Approximately 1 in 10 people are affected by kidney stones in their lifetime, but kidney stone disease in children is different from that in adults.3 Adults who present with a single stone event do not require a metabolic workup like children do to evaluate for rare forms of stone disease that can lead to the risk of renal failure. Stone analysis is a key part of the pediatric workup, and although it may not be definitive for diseases such as PH (calcium oxalate) or Dent disease (calcium oxalate or calcium phosphate), it narrows the differential diagnosis.3 After a stone analysis is complete, a 24-hour urine test would be the next important test to run. Healthcare professionals should be aware that high urine oxalate levels (>0.7 mmol/1.73 m2 per 24 hours) is highly suggestive of PH in the absence of enteric hyperoxaluria and fat malabsorption.3

There have been recent advances in the management of PH1 with RNAi therapy.4 The science behind RNAi therapy is more complex than traditional medication therapies and can pose challenges to healthcare professionals, especially when coupled with rare disease, which they may be only somewhat or not at all familiar with managing.

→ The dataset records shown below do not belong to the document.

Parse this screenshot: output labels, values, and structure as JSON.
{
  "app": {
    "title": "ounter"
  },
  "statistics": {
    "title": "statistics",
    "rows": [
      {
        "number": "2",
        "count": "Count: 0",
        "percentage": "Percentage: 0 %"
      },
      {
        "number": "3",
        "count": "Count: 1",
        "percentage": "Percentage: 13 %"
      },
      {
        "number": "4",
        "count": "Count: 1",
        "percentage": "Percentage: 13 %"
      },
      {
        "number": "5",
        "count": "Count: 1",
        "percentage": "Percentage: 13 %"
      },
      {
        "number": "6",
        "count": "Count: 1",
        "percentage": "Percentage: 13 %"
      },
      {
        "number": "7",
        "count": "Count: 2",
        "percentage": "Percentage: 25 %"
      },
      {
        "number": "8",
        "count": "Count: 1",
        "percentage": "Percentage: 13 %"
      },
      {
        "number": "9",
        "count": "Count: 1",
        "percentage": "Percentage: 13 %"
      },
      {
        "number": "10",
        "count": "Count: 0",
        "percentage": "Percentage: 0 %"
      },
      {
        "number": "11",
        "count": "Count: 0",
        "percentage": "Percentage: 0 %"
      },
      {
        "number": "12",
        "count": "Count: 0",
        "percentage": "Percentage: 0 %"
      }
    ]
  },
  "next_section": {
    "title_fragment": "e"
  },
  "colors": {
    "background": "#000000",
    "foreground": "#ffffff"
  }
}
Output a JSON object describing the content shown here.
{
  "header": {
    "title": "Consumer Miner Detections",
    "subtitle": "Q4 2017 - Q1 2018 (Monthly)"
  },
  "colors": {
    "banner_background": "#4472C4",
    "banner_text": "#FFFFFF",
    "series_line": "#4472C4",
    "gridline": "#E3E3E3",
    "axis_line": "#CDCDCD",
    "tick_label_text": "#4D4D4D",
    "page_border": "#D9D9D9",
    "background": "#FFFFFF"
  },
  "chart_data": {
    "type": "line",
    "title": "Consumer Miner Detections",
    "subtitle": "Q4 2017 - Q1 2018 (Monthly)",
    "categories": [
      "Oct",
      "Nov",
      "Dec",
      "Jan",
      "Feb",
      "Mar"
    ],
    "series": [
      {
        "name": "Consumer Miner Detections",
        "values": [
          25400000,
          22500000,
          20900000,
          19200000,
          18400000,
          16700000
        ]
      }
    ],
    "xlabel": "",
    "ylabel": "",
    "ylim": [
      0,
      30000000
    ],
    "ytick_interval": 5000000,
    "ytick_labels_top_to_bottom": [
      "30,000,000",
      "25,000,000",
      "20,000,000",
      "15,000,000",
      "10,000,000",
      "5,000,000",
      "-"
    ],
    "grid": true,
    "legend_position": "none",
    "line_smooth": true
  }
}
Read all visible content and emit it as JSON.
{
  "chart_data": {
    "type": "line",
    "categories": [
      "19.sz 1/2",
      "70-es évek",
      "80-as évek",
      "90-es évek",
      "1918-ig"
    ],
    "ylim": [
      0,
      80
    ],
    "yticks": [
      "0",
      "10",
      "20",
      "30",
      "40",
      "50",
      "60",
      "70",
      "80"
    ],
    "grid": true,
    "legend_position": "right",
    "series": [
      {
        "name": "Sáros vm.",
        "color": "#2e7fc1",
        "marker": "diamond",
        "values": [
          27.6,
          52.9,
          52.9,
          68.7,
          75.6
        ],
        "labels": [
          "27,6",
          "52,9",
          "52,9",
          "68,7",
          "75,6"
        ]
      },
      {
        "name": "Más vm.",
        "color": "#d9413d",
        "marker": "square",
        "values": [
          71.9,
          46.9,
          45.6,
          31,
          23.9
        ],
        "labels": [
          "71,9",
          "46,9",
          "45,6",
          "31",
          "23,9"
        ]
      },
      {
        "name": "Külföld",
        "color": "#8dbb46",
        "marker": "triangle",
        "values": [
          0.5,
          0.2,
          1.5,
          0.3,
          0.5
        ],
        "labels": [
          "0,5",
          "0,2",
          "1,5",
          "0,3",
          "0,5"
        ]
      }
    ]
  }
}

The goal of all PH treatments is to reduce urinary oxalate concentration and increase solubility via hyperhydration, use of crystallization inhibitors, and, in PH1, use of oral vitamin B6 supplementation in B6-repsonsive patients. Vitamin B6 is an AGT cofactor that can completely or partially restore its function in a subset of patients. Increasing solubility of calcium oxalate is accomplished to a degree by hyperhydration (to dilute urinary oxalate) and administration of oral potassium citrate or neutral phosphorus (which act as crystallization inhibitors). RNAi therapy has been recently introduced for PH1 management.5

Two separate RNAi agents, lumasiran and nedosiran, are now approved by the FDA for PH1 treatment in adults and children. RNAi therapy works as a targeted approach by silencing specific genes in the liver pathway that can generate oxalate. RNAi therapy consists of small RNA molecules designed to match the mRNA of a specific gene. When they pair up, the destruction of the mRNA prevents the production of the enzyme it encodes.  Lumasiran is administered by SC injections with 3 loading doses administered monthly, followed by an ongoing dose 1 month after the last loading dose, and then quarterly. Lumasiran is indicated for all ages (infants through adulthood). Lumasiran is approved to be given by a healthcare professional from a single-dose vial.6 Nedosiran is approved for patients 9 years of age and older with preserved kidney function. It is available in 2 strengths—128 mg or 160 mg—to be given subcutaneously once monthly from home in a prefilled syringe.7

In addition to new and emerging therapies, newly published international clinical practice recommendations on the diagnosis and management of PH are available.1 These guidelines map out a stepwise approach for the diagnosis and management of patients with PH, including the use of targeted RNAi therapies in PH1.

Education on disease awareness, diagnosis, new and emerging treatments, and strategies to improve integrated multidisciplinary care of patients with rare diseases is needed to support nephrologists, pediatricians, urologists, and other healthcare professionals providing care to patients who have been diagnosed with or who need diagnostic workup for PH.